Пресловутая скорость, ненасытность торговли, архитектурные взрывы. Все отразилось в зеркальных утесах и скалах, вихрь компьютерный, все полезло в экран, галлюцинируя, обосновалось в экране, из экрана перекроило весь город. В эту пору убрали юродов: песьи лапы сжимают в могиле перчатку боксера, поперечная трость, горсть монеток, переводы из Радноти в неистлевающем балахоне толстухи; истощилось терпение женщин, друзей, срыли Blues Brothers, усохло кафе эмигрантов, Альды подняли якорь, поманив за собою дельфина.
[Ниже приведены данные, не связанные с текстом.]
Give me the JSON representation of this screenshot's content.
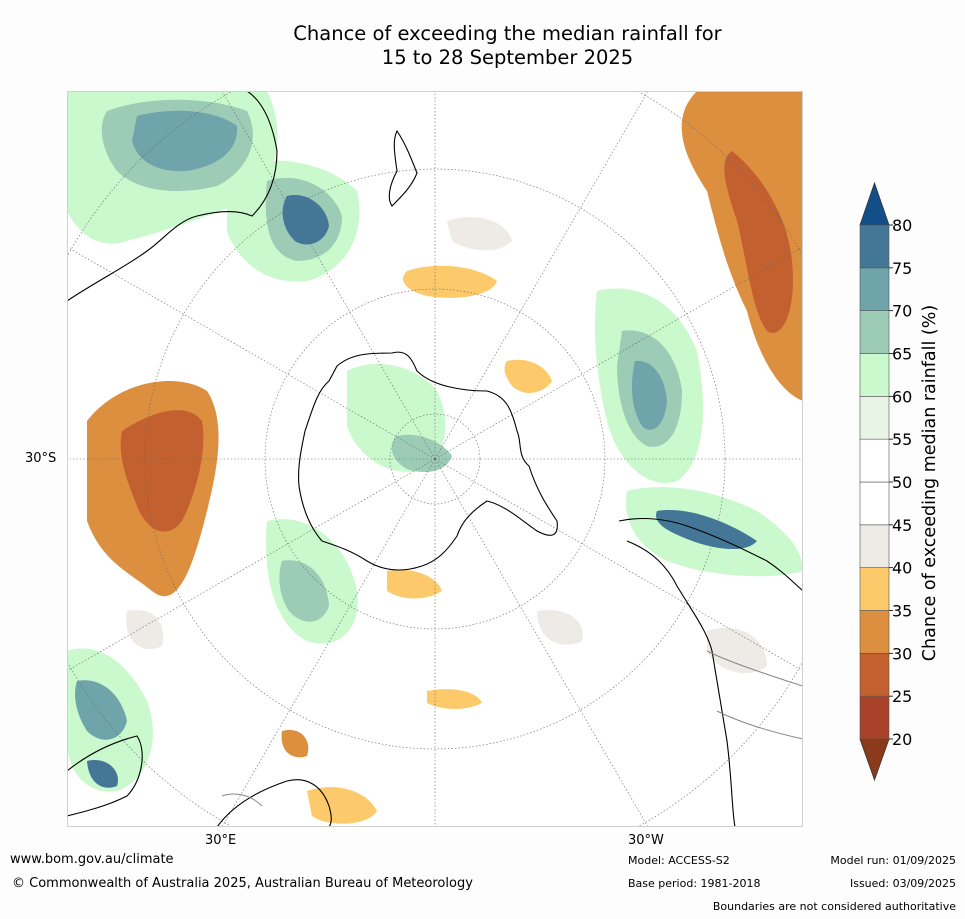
{
  "title": {
    "line1": "Chance of exceeding the median rainfall for",
    "line2": "15 to 28 September 2025"
  },
  "map": {
    "projection": "south polar stereographic",
    "axis_labels": {
      "lat": "30°S",
      "lon_east": "30°E",
      "lon_west": "30°W"
    }
  },
  "colorbar": {
    "label": "Chance of exceeding median rainfall (%)",
    "ticks": [
      "20",
      "25",
      "30",
      "35",
      "40",
      "45",
      "50",
      "55",
      "60",
      "65",
      "70",
      "75",
      "80"
    ],
    "colors": [
      "#a8432a",
      "#c3602f",
      "#dd8f40",
      "#fcca6b",
      "#eeeae6",
      "#ffffff",
      "#ffffff",
      "#e8f4e6",
      "#c9f9cc",
      "#9dccb6",
      "#6fa4ab",
      "#447797"
    ],
    "extend_low_color": "#8c3a1c",
    "extend_high_color": "#124f8a"
  },
  "footer": {
    "website": "www.bom.gov.au/climate",
    "copyright": "© Commonwealth of Australia 2025, Australian Bureau of Meteorology",
    "model": "Model: ACCESS-S2",
    "base_period": "Base period: 1981-2018",
    "model_run": "Model run: 01/09/2025",
    "issued": "Issued: 03/09/2025",
    "disclaimer": "Boundaries are not considered authoritative"
  }
}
Сильное время поступков, повезло, что увидел его. Ломящийся эпос, порыв. Жизнь богов. Горние голоса. Наставления новой ответственности. И трижды благословенное предыдущее в песчаных, асфальтовых косах Плодородного полумесяца. Мне удалось его застать.
Боже мой, моросит, чего доброго хлынет, неслыханность, небывалость. Смоет стада и костры, кавалерию, велосипеды, брехню очумелых барбосов. Так и есть, не щади, от души, последний до осенней зимы ливень. Лихорадочная поправка-дописка в тетради, капает на страницу, ох ты, как хорошо. В комнате на скатерке-столешнице альбом эрмитажный с камеями, Гонзага, Гонзага.